Around 40% of all cells in the brain are a type of star-shaped glial cell called astrocytes. Astrocytes were first documented by neuroanatomists around 140 years ago, and for a long time were considered the “glue” that held the brain together. With recent advances, far from being a uniform glue, astrocytes are emerging as specialized contributors of brain physiology and disease. However, astrocytes remain largely understudied and relatively little is still known about this, “the other half” of the brain.
"If diseases are complicated, we have a responsibility to understand that complexity," Khakh explains. "Part of the complexity certainly involves these cells. To break through that wall of failure in drug discovery for brain diseases, we really have a strong responsibility to understand all of the cells that take part in disease processes."
- Dr. Bal Khakh
Twentieth century neuroscience was dominated by neuronal studies, because electrophysiology provided a precise way to study electrical activity in neurons. In contrast, astrocytes are electrically silent. Thus, experimental studies of astrocytes lagged behind those of neurons by decades, because electrophysiology was not the appropriate tool with which to study them.
Fortunately, recent advances in genetics, protein engineering and optical microscopy now provide the tools needed to study astrocytes, and with these comes a unique opportunity to tackle a fundamental and exciting area of neuroscience.
Bal Khakh’s lab studies the basic biology of astrocytes and their roles in brain diseases. Using a variety of state-of-the-art approaches, they evaluate, in detail, astrocyte molecular and functional properties in major brain circuits. They are exploring how astrocytes regulate the basal ganglia circuitry and how these functional interactions lead to changes in behavior. They also determine how astrocytes diversify molecularly and functionally in mouse models of brain diseases and thus seek to ascertain whether targeting specific astrocyte mechanisms can produce ameliorating effects in brain disorders. Their long-term goal is to capitalize on knowledge of astrocyte biology to develop new therapeutic strategies for psychiatric and neurological disorders. A parallel goal is to determine how astrocytes contribute to the functioning of the brain as an organ.
Evidence is emerging that astrocytes are involved in a disease called amyotrophic lateral sclerosis (ALS or Lou Gehrig's disease) and Huntington's disease. Both are severe and incurable degenerative diseases.

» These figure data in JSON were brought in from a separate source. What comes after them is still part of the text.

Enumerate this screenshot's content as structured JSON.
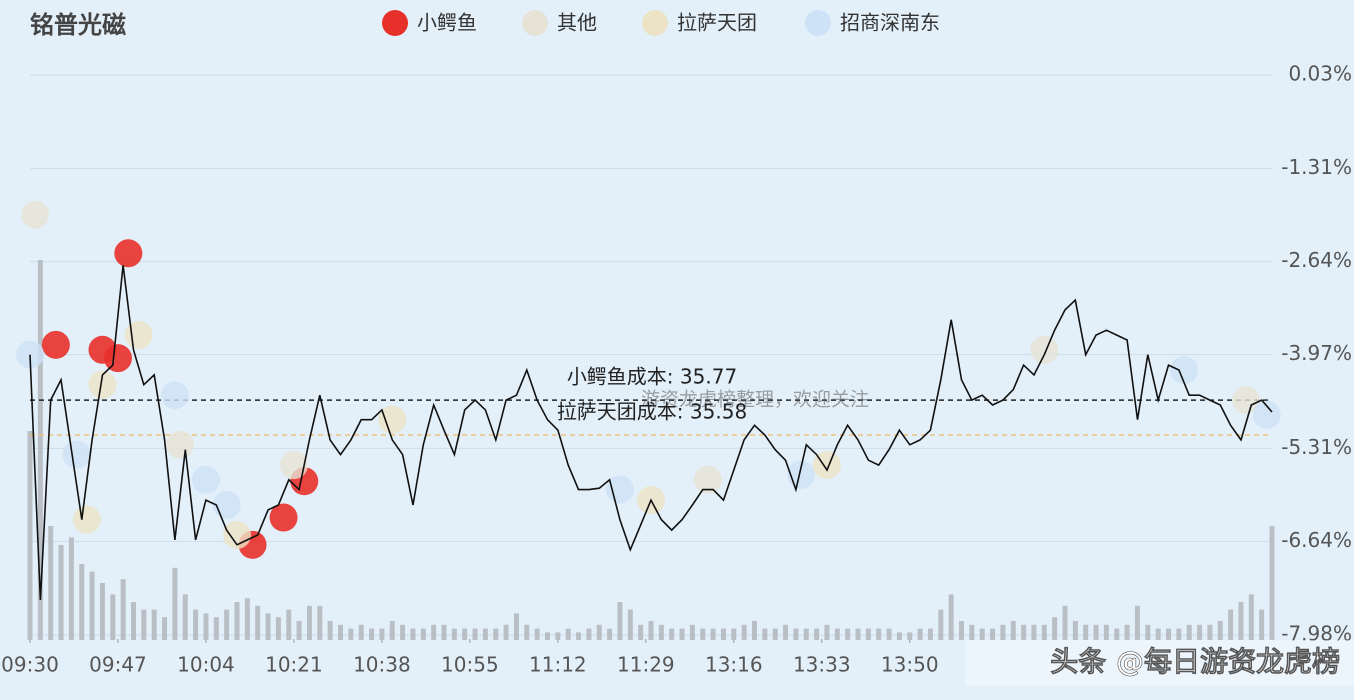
{
  "chart_data": {
    "type": "line",
    "title": "铭普光磁",
    "line_color": "#111111",
    "xlim": [
      0,
      240
    ],
    "xticks": [
      {
        "value": 0,
        "label": "09:30"
      },
      {
        "value": 17,
        "label": "09:47"
      },
      {
        "value": 34,
        "label": "10:04"
      },
      {
        "value": 51,
        "label": "10:21"
      },
      {
        "value": 68,
        "label": "10:38"
      },
      {
        "value": 85,
        "label": "10:55"
      },
      {
        "value": 102,
        "label": "11:12"
      },
      {
        "value": 119,
        "label": "11:29"
      },
      {
        "value": 136,
        "label": "13:16"
      },
      {
        "value": 153,
        "label": "13:33"
      },
      {
        "value": 170,
        "label": "13:50"
      }
    ],
    "ylim": [
      -7.98,
      0.03
    ],
    "yticks": [
      {
        "value": 0.03,
        "label": "0.03%"
      },
      {
        "value": -1.31,
        "label": "-1.31%"
      },
      {
        "value": -2.64,
        "label": "-2.64%"
      },
      {
        "value": -3.97,
        "label": "-3.97%"
      },
      {
        "value": -5.31,
        "label": "-5.31%"
      },
      {
        "value": -6.64,
        "label": "-6.64%"
      },
      {
        "value": -7.98,
        "label": "-7.98%"
      }
    ],
    "grid": true,
    "x": [
      0,
      2,
      4,
      6,
      8,
      10,
      12,
      14,
      16,
      18,
      20,
      22,
      24,
      26,
      28,
      30,
      32,
      34,
      36,
      38,
      40,
      42,
      44,
      46,
      48,
      50,
      52,
      54,
      56,
      58,
      60,
      62,
      64,
      66,
      68,
      70,
      72,
      74,
      76,
      78,
      80,
      82,
      84,
      86,
      88,
      90,
      92,
      94,
      96,
      98,
      100,
      102,
      104,
      106,
      108,
      110,
      112,
      114,
      116,
      118,
      120,
      122,
      124,
      126,
      128,
      130,
      132,
      134,
      136,
      138,
      140,
      142,
      144,
      146,
      148,
      150,
      152,
      154,
      156,
      158,
      160,
      162,
      164,
      166,
      168,
      170,
      172,
      174,
      176,
      178,
      180,
      182,
      184,
      186,
      188,
      190,
      192,
      194,
      196,
      198,
      200,
      202,
      204,
      206,
      208,
      210,
      212,
      214,
      216,
      218,
      220,
      222,
      224,
      226,
      228,
      230,
      232,
      234,
      236,
      238,
      240
    ],
    "values": [
      -3.97,
      -7.48,
      -4.62,
      -4.33,
      -5.33,
      -6.33,
      -5.19,
      -4.26,
      -4.12,
      -2.69,
      -3.9,
      -4.4,
      -4.26,
      -5.19,
      -6.62,
      -5.33,
      -6.62,
      -6.05,
      -6.12,
      -6.48,
      -6.69,
      -6.62,
      -6.55,
      -6.19,
      -6.12,
      -5.76,
      -5.9,
      -5.19,
      -4.55,
      -5.19,
      -5.4,
      -5.19,
      -4.9,
      -4.9,
      -4.76,
      -5.19,
      -5.4,
      -6.12,
      -5.26,
      -4.69,
      -5.05,
      -5.4,
      -4.76,
      -4.62,
      -4.76,
      -5.19,
      -4.62,
      -4.55,
      -4.19,
      -4.62,
      -4.9,
      -5.05,
      -5.55,
      -5.9,
      -5.9,
      -5.88,
      -5.76,
      -6.33,
      -6.76,
      -6.41,
      -6.05,
      -6.33,
      -6.48,
      -6.33,
      -6.12,
      -5.9,
      -5.9,
      -6.05,
      -5.62,
      -5.19,
      -4.98,
      -5.12,
      -5.33,
      -5.48,
      -5.9,
      -5.26,
      -5.4,
      -5.62,
      -5.26,
      -4.98,
      -5.19,
      -5.48,
      -5.55,
      -5.33,
      -5.05,
      -5.26,
      -5.19,
      -5.05,
      -4.33,
      -3.47,
      -4.33,
      -4.62,
      -4.55,
      -4.69,
      -4.62,
      -4.47,
      -4.12,
      -4.26,
      -3.97,
      -3.62,
      -3.33,
      -3.19,
      -3.97,
      -3.69,
      -3.62,
      -3.69,
      -3.76,
      -4.9,
      -3.97,
      -4.62,
      -4.12,
      -4.19,
      -4.55,
      -4.55,
      -4.62,
      -4.69,
      -4.98,
      -5.19,
      -4.69,
      -4.62,
      -4.79
    ],
    "volume": {
      "color": "#b9bfc5",
      "vlim": [
        0,
        100
      ],
      "values": [
        55,
        100,
        30,
        25,
        27,
        20,
        18,
        15,
        12,
        16,
        10,
        8,
        8,
        6,
        19,
        12,
        8,
        7,
        6,
        8,
        10,
        11,
        9,
        7,
        6,
        8,
        5,
        9,
        9,
        5,
        4,
        3,
        4,
        3,
        3,
        5,
        4,
        3,
        3,
        4,
        4,
        3,
        3,
        3,
        3,
        3,
        4,
        7,
        4,
        3,
        2,
        2,
        3,
        2,
        3,
        4,
        3,
        10,
        8,
        4,
        5,
        4,
        3,
        3,
        4,
        3,
        3,
        3,
        3,
        4,
        5,
        3,
        3,
        4,
        3,
        3,
        3,
        4,
        3,
        3,
        3,
        3,
        3,
        3,
        2,
        2,
        3,
        3,
        8,
        12,
        5,
        4,
        3,
        3,
        4,
        5,
        4,
        4,
        4,
        6,
        9,
        5,
        4,
        4,
        4,
        3,
        4,
        9,
        4,
        3,
        3,
        3,
        4,
        4,
        4,
        5,
        8,
        10,
        12,
        8,
        30
      ]
    },
    "series": [
      {
        "name": "小鳄鱼",
        "color": "#e8302a",
        "x": [
          5,
          14,
          17,
          19,
          43,
          49,
          53
        ],
        "values": [
          -3.83,
          -3.9,
          -4.02,
          -2.52,
          -6.69,
          -6.3,
          -5.78
        ]
      },
      {
        "name": "其他",
        "color": "#e6e3d6",
        "x": [
          1,
          29,
          51,
          131,
          196,
          235
        ],
        "values": [
          -1.97,
          -5.26,
          -5.55,
          -5.76,
          -3.9,
          -4.62
        ]
      },
      {
        "name": "拉萨天团",
        "color": "#ece3c6",
        "x": [
          21,
          14,
          11,
          40,
          70,
          120,
          154
        ],
        "values": [
          -3.69,
          -4.4,
          -6.33,
          -6.55,
          -4.9,
          -6.05,
          -5.55
        ]
      },
      {
        "name": "招商深南东",
        "color": "#cde2f6",
        "x": [
          0,
          9,
          28,
          34,
          38,
          114,
          149,
          239,
          223
        ],
        "values": [
          -3.97,
          -5.4,
          -4.55,
          -5.76,
          -6.12,
          -5.9,
          -5.69,
          -4.83,
          -4.19
        ]
      }
    ],
    "reference_lines": [
      {
        "label": "小鳄鱼成本: 35.77",
        "value": -4.62,
        "color": "#222222"
      },
      {
        "label": "拉萨天团成本: 35.58",
        "value": -5.12,
        "color": "#f0c27a"
      }
    ],
    "watermarks": [
      "游资龙虎榜整理，欢迎关注",
      "头条 @每日游资龙虎榜"
    ]
  }
}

The gene defect that causes Huntington's disease was discovered decades ago, and researchers know the defect results in a mutant protein containing expanded stretches of one amino acid called glutamine. Mouse models of the disease have revealed that astrocytes also carry this mutant protein. Dr. Khakh has found that the mutant protein in astrocytes contributes to high levels of activity in neighboring neurons. This elegant finding suggests for the first time, a simple mechanism for how astrocytes could regulate neurons in Huntington's disease. Knowing that this mechanism contributes to disease could lead to therapies that address the defect.
"If diseases are complicated, we have a responsibility to understand that complexity," Khakh explains. "Part of the complexity certainly involves these cells. To break through that wall of failure in drug discovery for brain diseases, we really have a strong responsibility to understand all of the cells that take part in disease processes. What makes UCLA unique is that we have a core group of people here driven to understanding what these glial cells do. It's an exciting time to do it, and this is an exciting place to be doing it."